De repente ella pasó por su lado
aunque, al principio, ninguno de los dos se percató. Él la vio de soslayo sin
caer en su identidad hasta más tarde y ella ni siquiera advirtió lo que acababa
de suceder. La chica siguió su camino hacia una mesa unos metros más adelantada
y ya dentro del restaurante, alejada de la entrada principal donde él se
encontraba. Llevaba un vestido oscuro y ese pelo alborotado y rebelde que lo
fascinaba; tan bullicioso, agitado y desordenado para tantas cosas
como ella siempre le había parecido, y eso que apenas se conocían. Porque esta
historia habla de dos absolutos desconocidos que, sin embargo, parecían
conocerse cada vez más. La realidad hablaba de dos chicos que únicamente habían
mantenido un par de conversaciones en algún chat ya casi extinto y que les otorgaba
esa condición de amistad tan del siglo XXI: la que es capaz de acercarte a una
persona del fin del mundo pero que, a su vez, te priva de su tacto, su olor o
el sabor de sus labios.
No hubo nada más que contar en
aquel primer acercamiento. Así son las historias en ocasiones, no siempre tiene
por qué ocurrir algo. Y aunque no ocurrió absolutamente nada, él
tuvo la irremediable inquietud de hacerle saber a ella que todo había sucedido, que ya no había vuelta atrás.
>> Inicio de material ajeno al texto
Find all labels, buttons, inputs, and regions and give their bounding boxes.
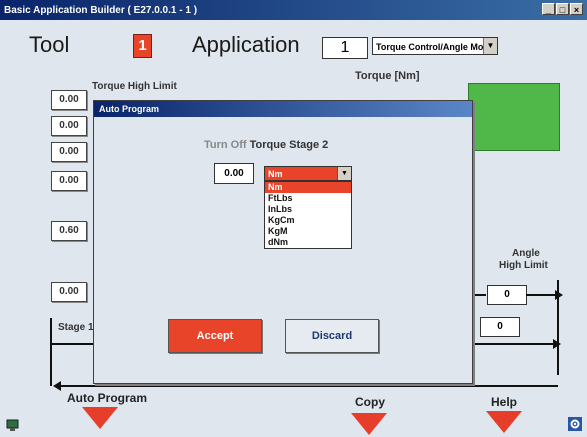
torque-high-limit-label: Torque High Limit (92, 81, 177, 92)
arrow-left-icon (53, 381, 61, 391)
chevron-down-icon[interactable]: ▼ (483, 38, 497, 54)
stage-label: Stage 1 (58, 322, 94, 333)
application-number-field[interactable]: 1 (322, 37, 368, 59)
angle-high-limit-field[interactable]: 0 (487, 285, 527, 305)
unit-select-value: Nm (268, 169, 283, 179)
dialog-title: Auto Program (94, 101, 472, 117)
dialog-heading-light: Turn Off (204, 139, 247, 151)
tool-number[interactable]: 1 (133, 34, 152, 58)
discard-button[interactable]: Discard (285, 319, 379, 353)
tool-label: Tool (29, 32, 70, 57)
value-field-2[interactable]: 0.00 (51, 116, 87, 136)
accept-button[interactable]: Accept (168, 319, 262, 353)
chevron-down-icon[interactable]: ▼ (337, 167, 351, 180)
monitor-icon[interactable] (6, 418, 20, 432)
value-field-torque-high[interactable]: 0.00 (51, 90, 87, 110)
angle-high-label-line1: Angle (512, 248, 540, 259)
stage-arrow-icon (553, 339, 561, 349)
title-bar: Basic Application Builder ( E27.0.0.1 - … (0, 0, 587, 20)
unit-dropdown-list: Nm FtLbs InLbs KgCm KgM dNm (264, 181, 352, 249)
application-type-select[interactable]: Torque Control/Angle Monit ▼ (372, 37, 498, 55)
value-field-6[interactable]: 0.00 (51, 282, 87, 302)
minimize-button[interactable]: _ (542, 3, 555, 15)
unit-option-dnm[interactable]: dNm (265, 237, 351, 248)
graph-right-edge (557, 280, 559, 375)
unit-option-inlbs[interactable]: InLbs (265, 204, 351, 215)
value-field-5[interactable]: 0.60 (51, 221, 87, 241)
unit-option-kgm[interactable]: KgM (265, 226, 351, 237)
angle-value-field[interactable]: 0 (480, 317, 520, 337)
unit-option-ftlbs[interactable]: FtLbs (265, 193, 351, 204)
auto-program-button[interactable] (82, 407, 118, 429)
help-label: Help (491, 395, 518, 409)
window-controls: _ □ × (542, 3, 583, 15)
dialog-heading-bold: Torque Stage 2 (249, 139, 329, 151)
copy-label: Copy (355, 395, 385, 409)
bottom-axis-line (60, 385, 558, 387)
application-type-value: Torque Control/Angle Monit (376, 42, 495, 52)
torque-limit-region (468, 83, 560, 151)
application-label: Application (192, 32, 300, 57)
unit-select[interactable]: Nm ▼ (264, 166, 352, 181)
dialog-heading: Turn Off Torque Stage 2 (204, 139, 328, 151)
unit-option-nm[interactable]: Nm (265, 182, 351, 193)
auto-program-dialog: Auto Program Turn Off Torque Stage 2 0.0… (93, 100, 473, 384)
graph-left-edge (50, 318, 52, 386)
window-title: Basic Application Builder ( E27.0.0.1 - … (4, 4, 198, 16)
torque-axis-label: Torque [Nm] (355, 70, 420, 82)
maximize-button[interactable]: □ (556, 3, 569, 15)
copy-button[interactable] (351, 413, 387, 435)
dialog-value-field[interactable]: 0.00 (214, 163, 254, 184)
help-button[interactable] (486, 411, 522, 433)
value-field-4[interactable]: 0.00 (51, 171, 87, 191)
unit-option-kgcm[interactable]: KgCm (265, 215, 351, 226)
settings-icon[interactable] (568, 417, 582, 431)
angle-high-label-line2: High Limit (499, 260, 548, 271)
auto-program-label: Auto Program (67, 391, 148, 405)
angle-high-line-right (526, 294, 556, 296)
close-button[interactable]: × (570, 3, 583, 15)
value-field-3[interactable]: 0.00 (51, 142, 87, 162)
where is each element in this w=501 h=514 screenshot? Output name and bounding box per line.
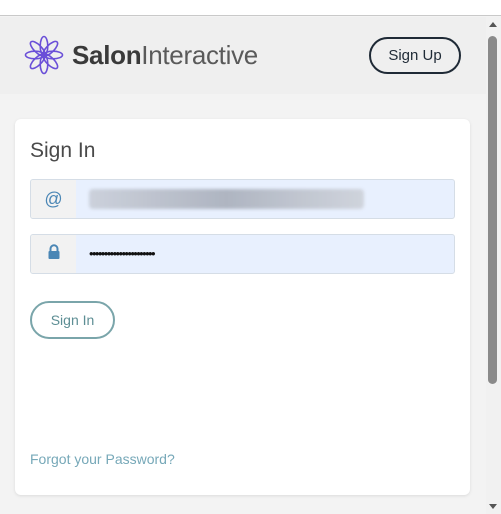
browser-top-bar	[0, 0, 501, 16]
site-header: SalonInteractive Sign Up	[0, 17, 486, 94]
flower-logo-icon	[24, 35, 64, 75]
page-title: Sign In	[30, 139, 96, 162]
email-addon: @	[31, 180, 76, 218]
at-icon: @	[44, 188, 63, 209]
sign-in-button[interactable]: Sign In	[30, 301, 115, 339]
password-value: ••••••••••••••••••••••	[89, 246, 156, 261]
brand-name: SalonInteractive	[72, 35, 258, 75]
email-value-blurred	[89, 189, 364, 209]
scroll-down-arrow-icon[interactable]	[489, 504, 497, 509]
email-field[interactable]: @	[30, 179, 455, 219]
scroll-up-arrow-icon[interactable]	[489, 22, 497, 27]
brand-name-part1: Salon	[72, 40, 142, 70]
sign-up-button[interactable]: Sign Up	[369, 37, 461, 74]
scrollbar-thumb[interactable]	[488, 36, 497, 384]
forgot-password-link[interactable]: Forgot your Password?	[30, 451, 175, 467]
password-field[interactable]: ••••••••••••••••••••••	[30, 234, 455, 274]
password-addon	[31, 235, 76, 273]
lock-icon	[47, 243, 61, 265]
sign-in-card: Sign In @ •••••••••••••••••••••• Sign In…	[15, 119, 470, 495]
brand-name-part2: Interactive	[141, 40, 258, 70]
brand-logo[interactable]: SalonInteractive	[24, 35, 258, 75]
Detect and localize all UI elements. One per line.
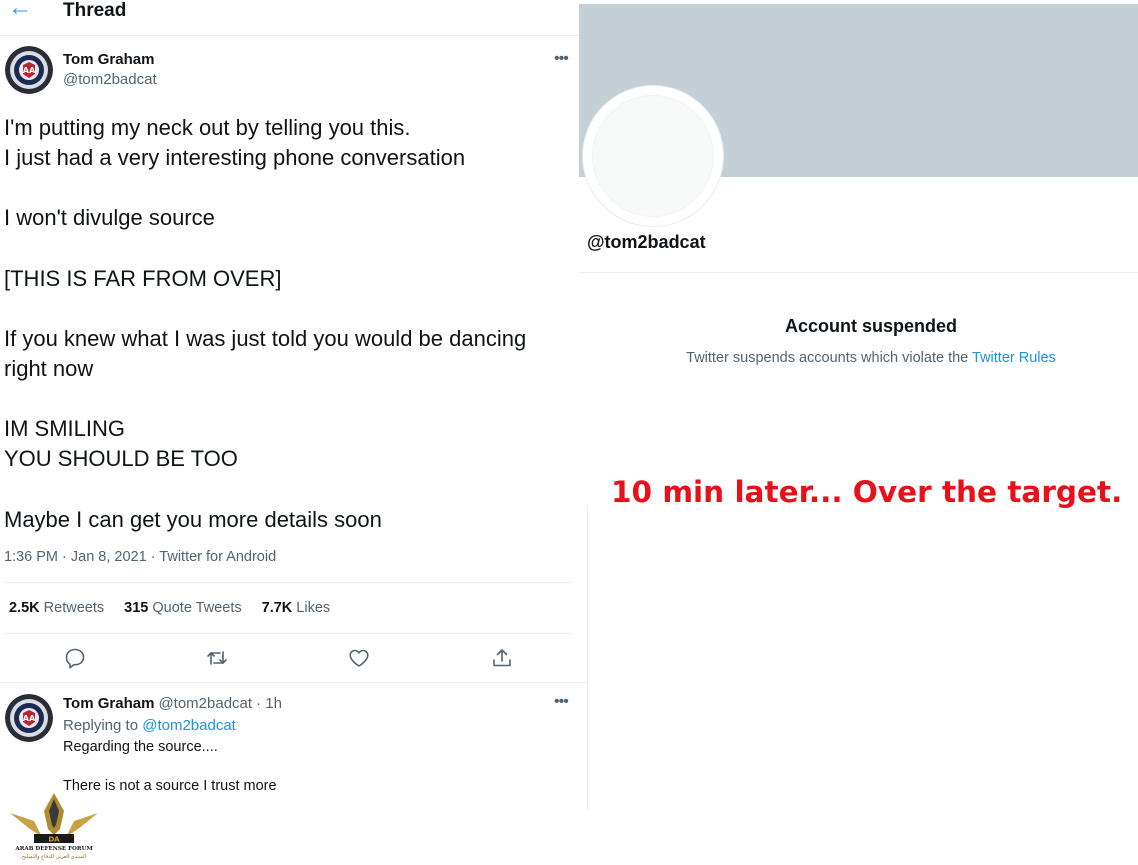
svg-text:ARAB DEFENSE FORUM: ARAB DEFENSE FORUM	[14, 846, 92, 852]
svg-text:DA: DA	[48, 836, 60, 844]
like-icon[interactable]	[347, 646, 371, 670]
thread-panel: ← Thread AA Tom Graham @tom2badcat ••• I…	[0, 0, 587, 865]
divider	[4, 582, 572, 583]
replying-to: Replying to @tom2badcat	[63, 717, 236, 734]
tweet-line: If you knew what I was just told you wou…	[4, 325, 527, 351]
page-title: Thread	[63, 0, 127, 21]
tweet-timestamp[interactable]: 1:36 PM · Jan 8, 2021 · Twitter for Andr…	[4, 549, 276, 565]
tweet-line: I just had a very interesting phone conv…	[4, 145, 466, 171]
tweet-line: IM SMILING	[4, 416, 126, 442]
divider	[579, 272, 1138, 273]
suspended-title: Account suspended	[784, 316, 958, 336]
svg-text:AA: AA	[23, 714, 36, 723]
reply-author-line: Tom Graham @tom2badcat · 1h	[63, 695, 282, 712]
tweet-text: I'm putting my neck out by telling you t…	[4, 113, 574, 535]
retweet-icon[interactable]	[205, 646, 229, 670]
arrow-left-icon[interactable]: ←	[8, 0, 32, 22]
divider	[4, 633, 572, 634]
divider	[0, 682, 587, 683]
retweets-stat[interactable]: 2.5K Retweets	[9, 600, 104, 616]
tweet-line: right now	[4, 356, 94, 382]
tweet-stats: 2.5K Retweets 315 Quote Tweets 7.7K Like…	[9, 600, 346, 616]
share-icon[interactable]	[490, 646, 514, 670]
author-name[interactable]: Tom Graham	[63, 695, 154, 712]
profile-panel: @tom2badcat Account suspended Twitter su…	[579, 0, 1138, 865]
reply-time[interactable]: · 1h	[256, 695, 282, 712]
tweet-line: YOU SHOULD BE TOO	[4, 446, 238, 472]
arab-defense-forum-logo: DA ARAB DEFENSE FORUM المنتدى العربي للد…	[4, 785, 104, 865]
quote-tweets-stat[interactable]: 315 Quote Tweets	[124, 600, 241, 616]
avatar[interactable]: AA	[5, 46, 53, 94]
tweet-line: I won't divulge source	[4, 205, 215, 231]
avatar[interactable]: AA	[5, 694, 53, 742]
author-handle[interactable]: @tom2badcat	[63, 71, 157, 89]
svg-text:AA: AA	[23, 66, 36, 75]
default-avatar	[592, 95, 714, 217]
more-horizontal-icon[interactable]: •••	[554, 50, 569, 68]
author-name[interactable]: Tom Graham	[63, 51, 154, 69]
overlay-caption: 10 min later... Over the target.	[611, 475, 1123, 509]
profile-avatar	[583, 86, 723, 226]
more-horizontal-icon[interactable]: •••	[554, 693, 569, 711]
tweet-line: I'm putting my neck out by telling you t…	[4, 115, 411, 140]
suspended-description: Twitter suspends accounts which violate …	[686, 350, 1056, 366]
divider	[587, 505, 588, 810]
author-handle[interactable]: @tom2badcat	[158, 695, 252, 712]
replying-to-link[interactable]: @tom2badcat	[142, 717, 236, 734]
thread-header: ← Thread	[0, 0, 587, 36]
reply-icon[interactable]	[63, 646, 87, 670]
twitter-rules-link[interactable]: Twitter Rules	[972, 350, 1056, 366]
tweet-line: Maybe I can get you more details soon	[4, 506, 382, 532]
tweet-line: [THIS IS FAR FROM OVER]	[4, 265, 282, 291]
profile-handle: @tom2badcat	[587, 232, 706, 252]
svg-text:المنتدى العربي للدفاع والتسليح: المنتدى العربي للدفاع والتسليح	[22, 854, 86, 860]
likes-stat[interactable]: 7.7K Likes	[262, 600, 331, 616]
reply-text-line: Regarding the source....	[63, 739, 218, 755]
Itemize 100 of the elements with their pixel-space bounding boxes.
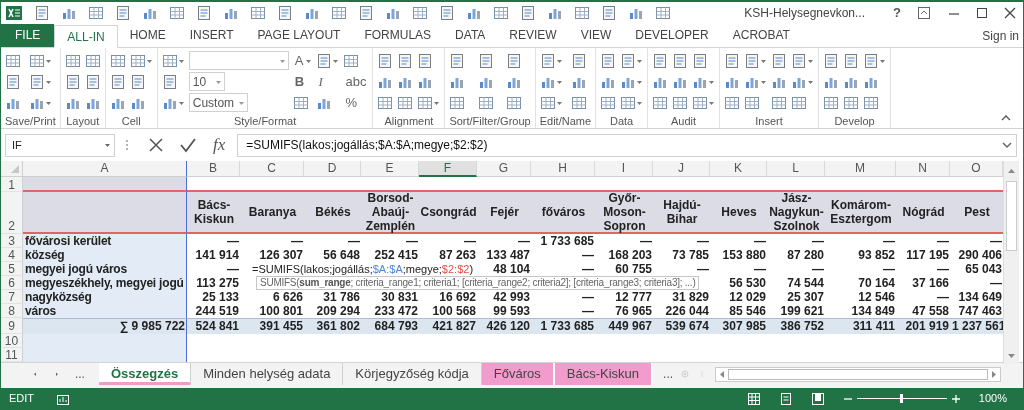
zoom-level[interactable]: 100% (978, 390, 1007, 407)
grid-icon[interactable] (397, 94, 414, 111)
grid-icon[interactable] (169, 5, 185, 21)
more-sheets-button[interactable]: ... (74, 363, 85, 385)
sheet-icon[interactable] (744, 52, 761, 69)
row-header[interactable]: 1 (1, 177, 23, 192)
column-header[interactable]: A (23, 161, 187, 177)
column-header[interactable]: J (653, 161, 710, 177)
grid-icon[interactable] (771, 94, 788, 111)
sheet-icon[interactable] (277, 5, 293, 21)
grid-icon[interactable] (843, 94, 860, 111)
grid-icon[interactable] (343, 52, 360, 69)
sheet-icon[interactable] (358, 5, 374, 21)
column-header[interactable]: B (187, 161, 240, 177)
sheet-icon[interactable] (449, 52, 466, 69)
ribbon-tab[interactable]: PAGE LAYOUT (245, 24, 353, 47)
grid-icon[interactable] (449, 94, 466, 111)
formula-field[interactable]: =SUMIFS(lakos;jogállás;$A:$A;megye;$2:$2) (237, 133, 1017, 157)
check-icon[interactable] (179, 136, 197, 154)
sheet-tab[interactable]: Minden helység adata (191, 363, 344, 385)
grid-icon[interactable] (506, 94, 523, 111)
sheet-icon[interactable] (506, 52, 523, 69)
vertical-scrollbar[interactable] (1003, 161, 1019, 364)
sheet-icon[interactable] (316, 52, 333, 69)
ribbon-tab[interactable]: DATA (443, 24, 498, 47)
grid-icon[interactable] (417, 94, 434, 111)
row-header[interactable]: 11 (1, 348, 23, 362)
format-button[interactable]: abc (343, 72, 369, 91)
grid-icon[interactable] (129, 52, 146, 69)
grid-icon[interactable] (292, 94, 309, 111)
sign-in-link[interactable]: Sign in (982, 26, 1019, 45)
sheet-icon[interactable] (672, 52, 689, 69)
ribbon-tab[interactable]: ACROBAT (720, 24, 802, 47)
row-header[interactable]: 9 (1, 318, 23, 334)
grid-icon[interactable] (655, 5, 671, 21)
row-header[interactable]: 3 (1, 234, 23, 248)
grid-icon[interactable] (377, 94, 394, 111)
column-header[interactable]: G (477, 161, 531, 177)
ribbon-tab[interactable]: DEVELOPER (623, 24, 721, 47)
sheet-tab[interactable]: Bács-Kiskun (554, 363, 654, 385)
grid-icon[interactable] (412, 5, 428, 21)
grid-icon[interactable] (539, 94, 556, 111)
column-header[interactable]: E (361, 161, 419, 177)
sheet-icon[interactable] (109, 73, 126, 90)
sheet-tab[interactable]: Összegzés (98, 363, 192, 385)
sheet-icon[interactable] (196, 5, 212, 21)
grid-icon[interactable] (88, 5, 104, 21)
sheet-icon[interactable] (129, 73, 146, 90)
expand-icon[interactable] (1002, 141, 1012, 149)
grid-icon[interactable] (574, 5, 590, 21)
sheet-icon[interactable] (724, 52, 741, 69)
help-button[interactable]: ? (893, 3, 901, 23)
grid-icon[interactable] (570, 94, 587, 111)
row-header[interactable]: 4 (1, 248, 23, 262)
format-button[interactable]: B (292, 72, 307, 91)
grid-icon[interactable] (791, 94, 808, 111)
column-header[interactable]: L (767, 161, 825, 177)
zoom-slider[interactable] (856, 393, 947, 404)
grid-icon[interactable] (863, 94, 880, 111)
grid-icon[interactable] (161, 52, 178, 69)
sheet-icon[interactable] (34, 5, 50, 21)
grid-icon[interactable] (28, 52, 45, 69)
cancel-icon[interactable] (147, 136, 165, 154)
name-box[interactable]: IF (5, 133, 115, 157)
ribbon-display-icon[interactable] (917, 6, 931, 20)
close-icon[interactable] (1003, 6, 1017, 20)
sheet-icon[interactable] (791, 52, 808, 69)
cell-editor[interactable]: =SUMIFS(lakos;jogállás;$A:$A;megye;$2:$2) (250, 262, 476, 276)
sheet-icon[interactable] (115, 5, 131, 21)
sheet-icon[interactable] (5, 73, 21, 90)
grid-icon[interactable] (250, 5, 266, 21)
insert-function-button[interactable]: fx (213, 132, 226, 158)
column-header[interactable]: K (710, 161, 767, 177)
sheet-icon[interactable] (863, 52, 880, 69)
ribbon-tab[interactable]: REVIEW (497, 24, 569, 47)
grid-icon[interactable] (744, 94, 761, 111)
horizontal-scrollbar[interactable] (715, 367, 1001, 382)
grid-icon[interactable] (64, 52, 81, 69)
grid-icon[interactable] (331, 5, 347, 21)
row-header[interactable]: 8 (1, 304, 23, 318)
column-header[interactable]: M (825, 161, 896, 177)
sheet-tab[interactable]: Körjegyzőség kódja (343, 363, 482, 385)
sheet-icon[interactable] (477, 52, 494, 69)
sheet-icon[interactable] (520, 5, 536, 21)
grid-icon[interactable] (109, 52, 126, 69)
row-header[interactable]: 7 (1, 290, 23, 304)
scroll-thumb[interactable] (1006, 181, 1017, 251)
format-button[interactable]: I (316, 72, 325, 91)
ribbon-tab[interactable]: VIEW (568, 24, 624, 47)
sheet-icon[interactable] (417, 52, 434, 69)
sheet-icon[interactable] (439, 5, 455, 21)
sheet-icon[interactable] (823, 52, 840, 69)
column-header[interactable]: C (240, 161, 304, 177)
more-sheets-button[interactable]: ... (663, 363, 674, 385)
file-tab[interactable]: FILE (1, 24, 55, 47)
grid-icon[interactable] (652, 94, 669, 111)
row-header[interactable]: 6 (1, 276, 23, 290)
font-field[interactable] (188, 51, 289, 70)
sheet-tab[interactable]: Főváros (481, 363, 555, 385)
normal-view-icon[interactable] (746, 391, 761, 406)
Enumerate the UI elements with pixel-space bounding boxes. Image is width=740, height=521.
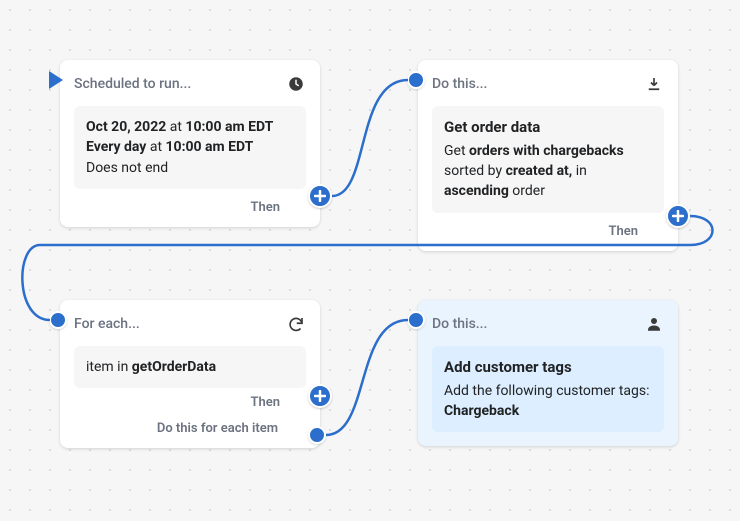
card-title: Do this... bbox=[432, 316, 487, 332]
card-scheduled[interactable]: Scheduled to run... Oct 20, 2022 at 10:0… bbox=[60, 60, 320, 227]
person-icon bbox=[644, 314, 664, 334]
card-body: item in getOrderData bbox=[74, 346, 306, 388]
card-get-order-data[interactable]: Do this... Get order data Get orders wit… bbox=[418, 60, 678, 251]
add-step-button[interactable] bbox=[308, 384, 332, 408]
card-title: Do this... bbox=[432, 76, 487, 92]
card-title: Scheduled to run... bbox=[74, 76, 191, 92]
add-step-button[interactable] bbox=[308, 184, 332, 208]
node-dot bbox=[49, 311, 67, 329]
card-for-each[interactable]: For each... item in getOrderData Then Do… bbox=[60, 300, 320, 448]
play-icon bbox=[49, 71, 63, 89]
each-label: Do this for each item bbox=[157, 421, 278, 436]
card-add-customer-tags[interactable]: Do this... Add customer tags Add the fol… bbox=[418, 300, 678, 446]
card-body: Oct 20, 2022 at 10:00 am EDT Every day a… bbox=[74, 106, 306, 189]
then-label: Then bbox=[250, 395, 280, 410]
add-step-button[interactable] bbox=[666, 204, 690, 228]
body-title: Get order data bbox=[444, 117, 652, 139]
download-icon bbox=[644, 74, 664, 94]
clock-icon bbox=[286, 74, 306, 94]
node-dot bbox=[308, 426, 326, 444]
card-header: Do this... bbox=[432, 314, 664, 334]
body-title: Add customer tags bbox=[444, 357, 652, 379]
card-title: For each... bbox=[74, 316, 140, 332]
card-header: Do this... bbox=[432, 74, 664, 94]
card-body: Get order data Get orders with chargebac… bbox=[432, 106, 664, 213]
then-label: Then bbox=[250, 200, 280, 215]
card-header: Scheduled to run... bbox=[74, 74, 306, 94]
then-label: Then bbox=[608, 224, 638, 239]
node-dot bbox=[407, 71, 425, 89]
card-body: Add customer tags Add the following cust… bbox=[432, 346, 664, 432]
card-header: For each... bbox=[74, 314, 306, 334]
refresh-icon bbox=[286, 314, 306, 334]
node-dot bbox=[407, 311, 425, 329]
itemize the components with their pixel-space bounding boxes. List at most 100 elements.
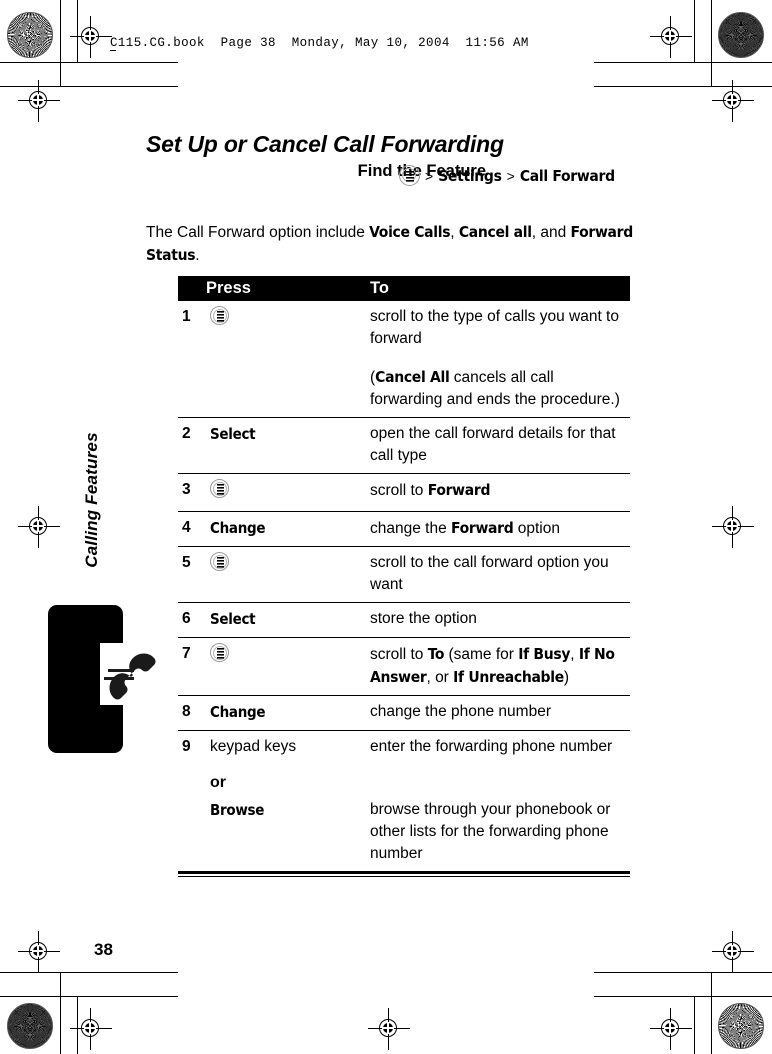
table-header-press: Press [206,279,251,297]
step-number: 6 [182,610,191,627]
table-bottom-rule [178,871,630,877]
table-row: 9 keypad keys enter the forwarding phone… [178,731,630,764]
step-press-cell: Change [202,517,370,540]
crop-line-tr-v [711,0,712,86]
table-header-row: Press To [178,276,630,301]
step-to-note: (Cancel All cancels all call forwarding … [370,366,626,411]
step-to-prefix: scroll to [370,482,428,499]
menu-path-settings: Settings [438,166,502,185]
alternative-separator-row: or [178,764,630,794]
find-the-feature-row: Find the Feature > Settings > Call Forwa… [146,160,636,188]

Y un día, tiempo después, se lo contó: le dijo que la había tenido a medio
metro de distancia sin que ella lo supiese, que había visto sus piernas
desnudas y el contonear de sus caderas, su piel blanquecina ligeramente tintada
por el sol de aquel verano, sus ojos verdes siempre bien maquillados y sus labios rojo carmesí que
tiempo antes había querido hacer suyos. Le comentó que la había visto desfilar
por su lado como una modelo en una pasarela y que durante una décima de segundo
estuvieron más cerca el uno del otro de lo que jamás habían estado. Y a ella
todo aquello le pareció extraño.
Muy extraño.
Su raciocinio científico le
impedía pensar que alguna fuerza superior, llámalo destino, casualidad o como
te dé la gana, tuviese algo que ver. Su naturaleza no la dejaba creer que todo
aquello estuviese predestinado y ese romanticismo al que jamás prestó
atención pudiese estar escribiéndole con letras de oro la historia más bonita
de cuantas tendría que vivir. Sin embargo, en su interior algo le gritaba que
sí, que todo aquello le estaba sucediendo y que debía tirarse a la piscina ya
mismo, aún a riesgo de que no hubiese agua en ella. Así que se decidió a
colocar las fichas sobre el tablero y comenzar a jugar la partida. Eligió
blancas, porque son las que siempre llevan la iniciativa y esperó a ver cómo
aquel desconocido se desenvolvía. No había prisa alguna, había que pensar bien los movimientos y entender que tenían todo el tiempo del mundo para jugar. Tenían el resto de sus vidas para hacerlo.